RESENHA: Kappa e o Levante Imaginário - Ryunosuke Akutagawa


          Cheguei a esse livro através do filme "Rashomon" (Akira Kurosawa), que mescla e adapta duas narrativas presentes nessa coletânea: "O matagal" e o conto homônimo. A forma como o filme aborda a fé (ou a falta dela) na humanidade me fez querer ir atrás do original, que apesar de bem diferente é tão interessante quanto. Akutagawa foi um mestre da narrativa curta nipônica que levou uma vida atribulada e acabou por suicidar-se quando tinha apenas 35 anos. Sua escrita mescla elementos históricos e fantásticos com um olhar arguto para psicologia humana e um gostinho pelo niilismo, tendo como marca registrada um pessimismo exacerbado para com o mundo e a sociedade ao seu redor. E é isso que teremos aqui, contos de desesperança e trevas que podem te deixar muito mal, especialmente se você já não tem lá muita fé na humanidade. São onze narrativas que cobrem toda a breve e prolífica carreira de Akutagawa, mais abaixo falo brevemente sobre aquelas que mais gostei.


          "Kappa" é sem dúvida um dos contos mais intrigantes da seleção. Aqui, vamos acompanhar o relato de um paciente internado em um manicômio que afirma ter visitado o país dos kappas, criatura  anfíbia do folclore japonês. O paciente descreve com detalhes uma sociedade que difere da nossa no que diz respeito ao sexo, a natalidade, a arte, a política, a justiça, o amor, a morte e muitos outros temas. À primeira vista, a complexa organização social dos kappas se assemelha a uma utopia. Mas, por mais que essa sociedade pareça avançada aos olhos de um humano, ela não conseguiu erradicar certos problemas que permeiam também a nossa, como a depressão e o suicídio. Seria esse um sinal de que a sociedade perfeita não é possível?

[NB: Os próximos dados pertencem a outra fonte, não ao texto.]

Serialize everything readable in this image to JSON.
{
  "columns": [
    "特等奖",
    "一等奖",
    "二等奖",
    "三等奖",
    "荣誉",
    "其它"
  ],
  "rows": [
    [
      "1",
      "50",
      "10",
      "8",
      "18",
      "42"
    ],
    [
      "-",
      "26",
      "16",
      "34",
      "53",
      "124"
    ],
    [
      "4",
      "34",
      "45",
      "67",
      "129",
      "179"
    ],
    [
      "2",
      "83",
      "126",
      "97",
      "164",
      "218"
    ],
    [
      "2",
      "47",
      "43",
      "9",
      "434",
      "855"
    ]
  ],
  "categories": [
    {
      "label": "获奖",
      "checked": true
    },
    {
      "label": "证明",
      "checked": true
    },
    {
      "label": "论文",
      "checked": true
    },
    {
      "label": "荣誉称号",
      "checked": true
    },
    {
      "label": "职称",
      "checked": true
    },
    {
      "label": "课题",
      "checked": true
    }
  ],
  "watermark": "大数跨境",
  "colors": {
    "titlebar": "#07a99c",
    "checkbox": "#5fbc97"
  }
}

          No já mencionado "Rashômon", um homem se esconde em uma ruína para se abrigar da chuva e ali acaba se deparando com uma cena que o faz perder a fé na alma humana e decair na escala moral. Aqui vale destacar um ponto importante em relação a adaptação: enquanto o conto de Akutagawa tem um tom soturno e pessimista, o filme de Kurosawa tem um desfecho um pouco mais otimista e com uma bonita mensagem. É como se a película fosse não apenas uma simples adaptação, mas também uma espécie de resposta ao original. Interessante observar esse contraste entre as duas abordagens.

(Rashomon - Akira Kurosawa)

          Em uma decadente Kyoto, dois irmãos se apaixonam pela mesma mulher. O triângulo amoroso faz parte de um grupo de meliantes sem escrúpulos que comete todo tipo de crime pelas redondezas. Essa é a história que vamos acompanhar em "Os salteadores", uma trama que mescla a paixão ao que há de mais vil na existência humana. Aqui a escrita do autor parece um pouco mais floreada, cheia de metáforas e descrições da natureza, explorando também alguns dos costumes japoneses. Mas não se engane, a narrativa também evoca o que há de pior no ser humano e traz à tona temas como assassinato, estupro e violação de cadáver. Sim, é um conto que pode incomodar e até causar repulsa ao leitor.

          No conto "Inferno", um ambicioso e relapso artista é incumbido da tarefa de pintar, para um nobre, um biombo com o tema do inferno. Seus estranhos métodos e sua obsessão doentia dão ares de horror à narrativa, que mergulha fundo na perversidade humana. Conforme o trabalho avança, traços de sua personalidade sádica vão sendo desvendados, o que faz dessa uma leitura angustiante, e o desfecho é trágico que só. Esse é mais um conto onde transparece o completo ceticismo do autor em relação à bondade humana, aqui facilmente superada pelos sentimentos de um símio.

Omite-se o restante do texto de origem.